Человек цивилизованный, не в силах вынести подобного зрелища, майор Даймонд во время этих избиений удалялся из помещения, где происходил допрос, не желая присутствовать при пытках, которые были следствием его собственных распоряжений. “Врач” оставался; ему любопытно было проверить, какой эффект производит боль, причиненная человеку, накачанному наркотиками.
В сознании Николая три периода истязаний запечатлелись по-разному. От первого в памяти у него не осталось ничего. Если бы не распухший, залитый багровым синяком правый глаз и не исчезнувший зуб, дыра на месте которого сочилась солоноватым привкусом крови, можно было бы подумать, что в действительности вообще ничего не происходило. Второе избиение оказалось невероятно мучительно и болезненно. Комбинированное воздействие наркотиков на его организм дало ошеломляющий результат: восприимчивость Николая обострилась и все ощущения стали необыкновенно яркими и сильными. Кожа его приобрела такую чувствительность, что даже прикосновение к ней одежды причиняло боль, а воздух, который он вдыхал, обжигал ноздри. В таком состоянии обостренного осязания Николай испытывал непередаваемые муки. Он жаждал потерять сознание, однако талант и искусство сержанта не давали ему ни на секунду погрузиться в блаженную пустоту небытия.

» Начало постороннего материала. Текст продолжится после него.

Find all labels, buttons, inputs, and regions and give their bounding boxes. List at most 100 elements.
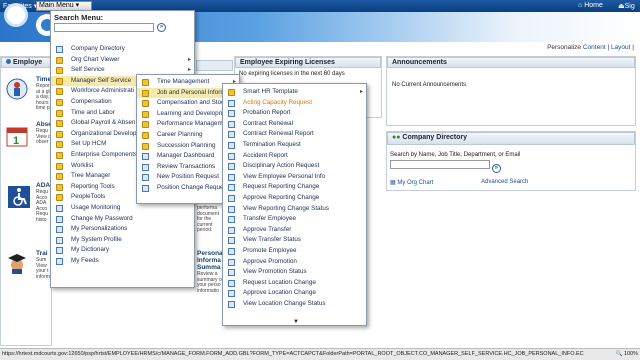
manager-menu-item-label: New Position Request [157, 173, 219, 181]
page-icon [56, 258, 63, 265]
zoom-indicator[interactable]: 🔍 100% [612, 349, 638, 360]
employee-pagelet-title: Employe [12, 59, 43, 66]
job-menu-item[interactable]: Transfer Employee [223, 214, 366, 224]
job-menu-item-label: Request Location Change [243, 278, 316, 286]
page-icon [228, 173, 235, 181]
job-menu-item-label: Probation Report [243, 109, 291, 117]
page-icon [228, 142, 235, 149]
page-icon [228, 290, 235, 298]
job-menu-item[interactable]: Acting Capacity Request [223, 98, 366, 108]
advanced-search-link[interactable]: Advanced Search [481, 179, 528, 185]
main-menu-item[interactable]: Usage Monitoring [51, 203, 194, 213]
personalize-separator: | [607, 44, 610, 51]
folder-icon [142, 142, 149, 150]
status-url: https://hrtest.mdcourts.gov:12650/psp/hr… [2, 351, 584, 357]
accessibility-icon[interactable] [8, 186, 30, 208]
main-menu-item-label: Tree Manager [71, 172, 111, 180]
org-chart-link[interactable]: My Org Chart [397, 180, 433, 186]
job-menu-item[interactable]: Approve Location Change [223, 288, 366, 298]
company-directory-header: ●● Company Directory [387, 132, 635, 145]
personalize-layout-link[interactable]: Layout [611, 44, 631, 51]
job-menu-item[interactable]: Smart HR Template ▸ [223, 87, 366, 97]
zoom-icon: 🔍 [615, 351, 623, 357]
job-menu-item-label: Contract Renewal Report [243, 130, 314, 138]
menu-search-input[interactable] [54, 23, 154, 32]
pagelet-header-stub [196, 60, 233, 71]
browser-status-bar: https://hrtest.mdcourts.gov:12650/psp/hr… [0, 348, 640, 360]
job-menu-item-label: Approve Promotion [243, 257, 297, 265]
absence-calendar-icon[interactable]: 1 [6, 125, 28, 147]
job-menu-item[interactable]: Request Location Change [223, 278, 366, 288]
main-menu-item-label: Compensation [71, 98, 112, 105]
job-menu-item-label: Request Reporting Change [243, 183, 320, 191]
job-menu-item[interactable]: Approve Reporting Change [223, 193, 366, 203]
job-menu-item[interactable]: Accident Report [223, 151, 366, 161]
page-icon [228, 205, 235, 213]
announcements-title: Announcements [392, 59, 447, 66]
tile-training-title[interactable]: Trai [36, 250, 48, 257]
job-menu-item[interactable]: Promote Employee [223, 246, 366, 256]
personalize-content-link[interactable]: Content [583, 44, 606, 51]
job-menu-item-label: View Transfer Status [243, 236, 301, 244]
job-menu-item[interactable]: View Transfer Status [223, 235, 366, 245]
job-menu-item[interactable]: View Promotion Status [223, 267, 366, 277]
personal-info-summary-title[interactable]: Persona Informa Summa [197, 250, 223, 271]
page-icon [142, 185, 149, 192]
page-icon [228, 184, 235, 192]
job-menu-item[interactable]: Approve Transfer [223, 225, 366, 235]
signout-icon: ⏏ [618, 3, 625, 10]
manager-menu-item-label: Position Change Reque [157, 184, 224, 191]
job-menu-item[interactable]: View Location Change Status [223, 299, 366, 309]
training-graduate-icon[interactable] [6, 252, 28, 274]
main-menu-item[interactable]: My Personalizations [51, 224, 194, 234]
time-reporting-icon[interactable] [6, 78, 28, 100]
directory-search-go-button[interactable]: » [491, 164, 501, 173]
main-menu-item-label: Company Directory [71, 45, 125, 52]
main-menu-item-label: Worklist [71, 161, 94, 169]
scroll-down-arrow-icon[interactable]: ▼ [291, 319, 301, 325]
directory-search-input[interactable] [390, 160, 490, 169]
job-menu-item-label: Termination Request [243, 141, 301, 148]
job-menu-item[interactable]: View Reporting Change Status [223, 204, 366, 214]
directory-search-label: Search by Name, Job Title, Department, o… [390, 152, 521, 158]
folder-icon [56, 109, 63, 117]
job-menu-item[interactable]: Termination Request [223, 140, 366, 150]
main-menu-item[interactable]: My Feeds [51, 256, 194, 266]
page-icon [228, 152, 235, 160]
page-icon [228, 163, 235, 171]
main-menu-item[interactable]: My Dictionary [51, 245, 194, 255]
tile-time-title[interactable]: Time [36, 76, 51, 83]
main-menu-item-label: Enterprise Components [71, 151, 138, 158]
submenu-arrow-icon: ▸ [359, 89, 363, 95]
main-menu-item[interactable]: Change My Password [51, 214, 194, 224]
tile-time-desc: Repor at a gl a day, hours time p [36, 83, 50, 111]
pagelet-icon [6, 59, 11, 64]
job-menu-item[interactable]: Probation Report [223, 108, 366, 118]
directory-people-icon: ●● [392, 134, 401, 141]
main-menu-item[interactable]: Org Chart Viewer ▸ [51, 55, 194, 65]
menu-search-go-button[interactable]: » [157, 23, 166, 32]
main-menu-item[interactable]: Company Directory [51, 44, 194, 54]
tile-ada-desc: Requ Acco ADA Acco Requ histo [36, 189, 48, 223]
job-menu-item-label: View Employee Personal Info [243, 172, 326, 180]
main-menu-item[interactable]: My System Profile [51, 235, 194, 245]
main-menu-item-label: My Feeds [71, 257, 99, 264]
main-menu-item-label: Organizational Develop [71, 129, 137, 137]
main-menu-label: Main Menu [39, 2, 74, 9]
page-icon [142, 153, 149, 161]
page-icon [228, 131, 235, 139]
announcements-pagelet: Announcements No Current Announcements. [386, 56, 636, 126]
home-link[interactable]: ⌂ Home [578, 2, 603, 9]
page-icon [228, 120, 235, 128]
job-menu-item[interactable]: Contract Renewal [223, 119, 366, 129]
sign-out-link[interactable]: ⏏Sig [618, 2, 635, 10]
job-menu-item[interactable]: Request Reporting Change [223, 182, 366, 192]
job-menu-item[interactable]: Contract Renewal Report [223, 129, 366, 139]
page-icon [142, 174, 149, 182]
job-menu-item[interactable]: View Employee Personal Info [223, 172, 366, 182]
page-icon [56, 205, 63, 212]
job-menu-item[interactable]: Approve Promotion [223, 257, 366, 267]
tile-ada-title[interactable]: ADA [36, 182, 50, 189]
job-menu-item[interactable]: Disciplinary Action Request [223, 161, 366, 171]
main-menu-item-label: Reporting Tools [71, 182, 115, 190]
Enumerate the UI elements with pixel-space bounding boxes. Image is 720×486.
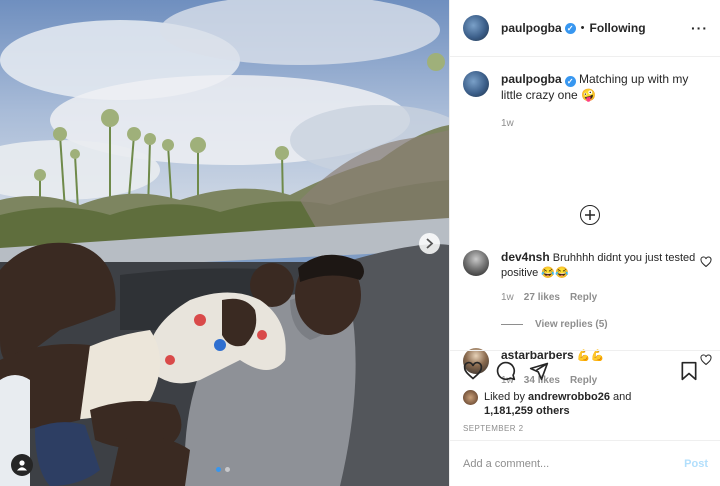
- carousel-next-button[interactable]: [419, 233, 440, 254]
- comment-time[interactable]: 1w: [501, 290, 514, 305]
- caption-avatar[interactable]: [463, 71, 489, 97]
- likes-summary: Liked by andrewrobbo26 and 1,181,259 oth…: [463, 390, 707, 418]
- likes-others[interactable]: 1,181,259 others: [484, 405, 570, 417]
- likes-prefix: Liked by: [484, 391, 525, 403]
- replies-divider: [501, 324, 523, 325]
- likes-and: and: [613, 391, 632, 403]
- post-actions: Liked by andrewrobbo26 and 1,181,259 oth…: [450, 350, 720, 433]
- bookmark-icon[interactable]: [679, 361, 699, 381]
- comment-likes[interactable]: 27 likes: [524, 290, 560, 305]
- carousel-dot: [225, 467, 230, 472]
- liker-avatar[interactable]: [463, 390, 478, 405]
- reply-button[interactable]: Reply: [570, 290, 597, 305]
- commenter-username[interactable]: dev4nsh: [501, 250, 550, 264]
- chevron-right-icon: [426, 238, 434, 249]
- post-header: paulpogba ✓ • Following ···: [450, 0, 720, 57]
- view-replies-label: View replies (5): [535, 319, 608, 330]
- photo-scene: [0, 0, 449, 486]
- commenter-avatar[interactable]: [463, 250, 489, 276]
- comments-section[interactable]: paulpogba ✓ Matching up with my little cr…: [450, 57, 720, 386]
- heart-icon[interactable]: [463, 361, 483, 381]
- view-replies-button[interactable]: View replies (5): [501, 319, 608, 330]
- post-date[interactable]: SEPTEMBER 2: [463, 424, 707, 433]
- verified-badge-icon: ✓: [564, 22, 576, 34]
- share-icon[interactable]: [529, 361, 549, 381]
- plus-circle-icon: [585, 210, 595, 220]
- user-tag-button[interactable]: [11, 454, 33, 476]
- caption: paulpogba ✓ Matching up with my little cr…: [463, 71, 707, 132]
- user-tag-icon: [17, 460, 27, 471]
- comment-like-heart-icon[interactable]: [700, 256, 712, 268]
- caption-username[interactable]: paulpogba: [501, 72, 562, 86]
- comment-input[interactable]: [463, 457, 685, 470]
- comment-item: dev4nsh Bruhhhh didnt you just tested po…: [463, 250, 712, 305]
- post-photo[interactable]: [0, 0, 449, 486]
- carousel-indicator: [216, 467, 230, 472]
- verified-badge-icon: ✓: [564, 76, 576, 87]
- liker-username[interactable]: andrewrobbo26: [528, 391, 610, 403]
- carousel-dot-active: [216, 467, 221, 472]
- owner-username[interactable]: paulpogba: [501, 21, 562, 35]
- caption-time[interactable]: 1w: [501, 116, 707, 132]
- following-button[interactable]: Following: [590, 21, 646, 35]
- comment-icon[interactable]: [496, 361, 516, 381]
- add-comment-bar: Post: [450, 440, 720, 486]
- post-comment-button[interactable]: Post: [684, 458, 708, 470]
- post-sidebar: paulpogba ✓ • Following ··· paulpogba ✓ M…: [449, 0, 720, 486]
- owner-avatar[interactable]: [463, 15, 489, 41]
- header-separator: •: [580, 22, 585, 34]
- more-options-button[interactable]: ···: [691, 20, 708, 36]
- load-more-comments-button[interactable]: [580, 205, 600, 225]
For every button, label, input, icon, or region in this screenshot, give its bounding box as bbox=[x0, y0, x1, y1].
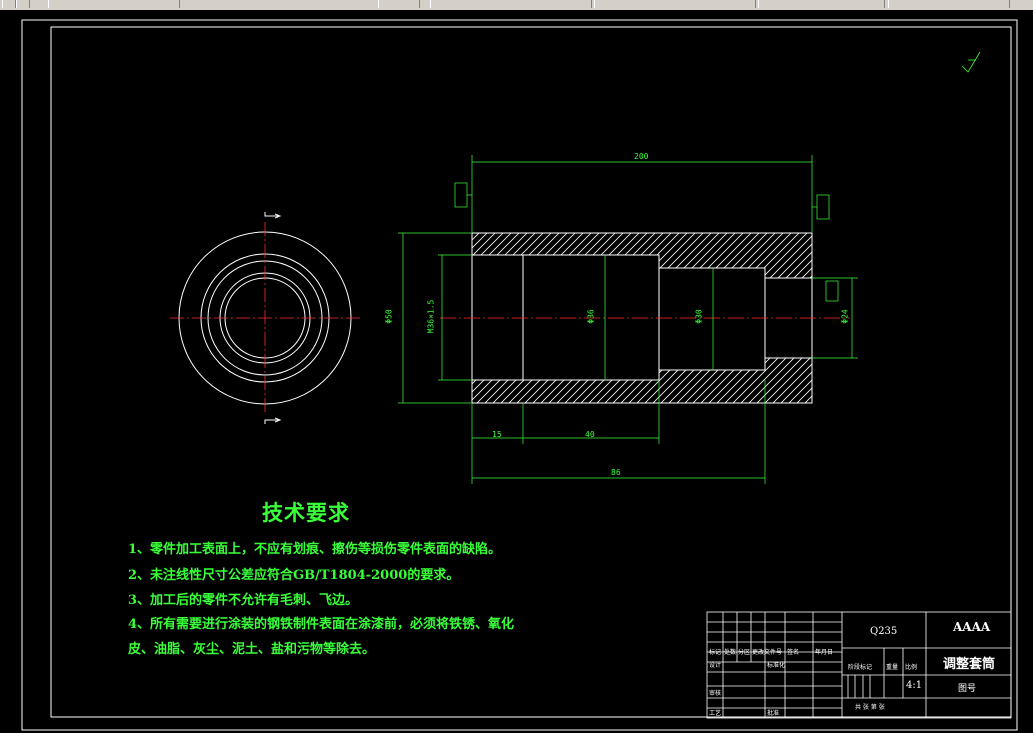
toolbar-dropdown-3[interactable] bbox=[594, 0, 756, 8]
title-block-sheet: 共 张 第 张 bbox=[855, 704, 885, 711]
title-block-scale-label: 比例 bbox=[905, 664, 918, 671]
dim-seg-40: 40 bbox=[585, 430, 595, 439]
title-block-company: AAAA bbox=[953, 620, 991, 634]
dim-seg-15: 15 bbox=[492, 430, 502, 439]
tech-requirement-4: 4、所有需要进行涂装的钢铁制件表面在涂漆前，必须将铁锈、氧化 bbox=[128, 617, 515, 632]
rev-header-count: 处数 bbox=[724, 649, 737, 656]
title-block-drawing-no: 图号 bbox=[958, 684, 977, 694]
title-block-part-name: 调整套筒 bbox=[943, 657, 996, 672]
dim-phi-mid: Φ36 bbox=[586, 309, 596, 324]
dimension-lines bbox=[398, 155, 858, 484]
title-block-process: 工艺 bbox=[709, 710, 722, 717]
tech-requirement-1: 1、零件加工表面上，不应有划痕、擦伤等损伤零件表面的缺陷。 bbox=[128, 542, 502, 557]
toolbar-dropdown-1[interactable] bbox=[48, 0, 180, 8]
title-block-stage: 阶段标记 bbox=[848, 664, 873, 671]
title-block-review: 审核 bbox=[709, 690, 722, 697]
toolbar-dropdown-2[interactable] bbox=[430, 0, 592, 8]
tech-requirements-title: 技术要求 bbox=[262, 500, 350, 525]
rev-header-doc: 更改文件号 bbox=[752, 649, 783, 656]
rev-header-mark: 标记 bbox=[709, 649, 722, 656]
tech-requirement-2: 2、未注线性尺寸公差应符合GB/T1804-2000的要求。 bbox=[128, 568, 460, 583]
toolbar-dropdown-4[interactable] bbox=[758, 0, 885, 8]
title-block-material: Q235 bbox=[870, 626, 898, 637]
dim-thread: M36×1.5 bbox=[426, 299, 436, 334]
dim-phi-outer: Φ50 bbox=[384, 309, 394, 324]
end-view-centerlines bbox=[170, 222, 360, 414]
toolbar-dropdown-5[interactable] bbox=[888, 0, 1010, 8]
toolbar-button-2[interactable] bbox=[16, 0, 30, 8]
dim-bottom-total: 86 bbox=[611, 468, 621, 477]
tech-requirement-5: 皮、油脂、灰尘、泥土、盐和污物等除去。 bbox=[128, 642, 376, 657]
tech-requirement-3: 3、加工后的零件不允许有毛刺、飞边。 bbox=[128, 593, 359, 608]
rev-header-zone: 分区 bbox=[738, 649, 751, 656]
title-block-weight: 重量 bbox=[886, 664, 899, 671]
dim-overall-length: 200 bbox=[634, 152, 649, 161]
cad-viewport[interactable]: 200 86 15 40 Φ50 M36×1.5 Φ36 Φ30 Φ24 技术要… bbox=[0, 10, 1033, 733]
dim-phi-step: Φ30 bbox=[694, 309, 704, 324]
toolbar-button-3[interactable] bbox=[378, 0, 420, 8]
roughness-mark bbox=[961, 51, 981, 73]
rev-header-sign: 签名 bbox=[787, 649, 800, 656]
title-block-scale: 4:1 bbox=[906, 680, 923, 691]
title-block-approve: 批准 bbox=[767, 710, 780, 717]
title-block-standard: 标准化 bbox=[767, 662, 786, 669]
toolbar-button-1[interactable] bbox=[2, 0, 16, 8]
dim-phi-right: Φ24 bbox=[840, 309, 850, 324]
rev-header-date: 年月日 bbox=[815, 649, 834, 656]
title-block-design: 设计 bbox=[709, 662, 722, 669]
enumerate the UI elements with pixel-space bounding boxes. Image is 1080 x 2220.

В третий раз Николай совсем не чувствовал боли, но это оказалось еще страшнее. Совершенно ясно и отчетливо – хотя в самой этой ясности было нечто странное, ненормальное – он понимал, что подвергается истязаниям, и в то же время наблюдал за происходящим со стороны. Он снова был одновременно и актером и зрителем. Он ничего не чувствовал: наркотики словно замкнули электрические цепи ощущений, проходящие по его телу, и нервные окончания атрофировались, потеряли восприимчивость к внешним раздражителям. Весь ужас состоял в том, что он слышал удары так, точно тело его было начинено мощными микрофонами, многократно усиливающими звук.Он слышал глухой треск рвущихся тканей; слышал поскрипывание раздираемой в клочья кожи; слышал рассыпчатый хруст ломающихся костей; слышал яростное биение своей крови. В зеркальном отражении своего сознания он видел свою внешнюю невозмутимость, и в то же время его наполнял тихий, недвижный ужас. Он понимал, что в его способности слышать все это и в то же время абсолютно ничего не чувствовать есть что-то ненормальное, болезненное, а полное наркотическое безразличие к происходящему находится уже по ту сторону безумия.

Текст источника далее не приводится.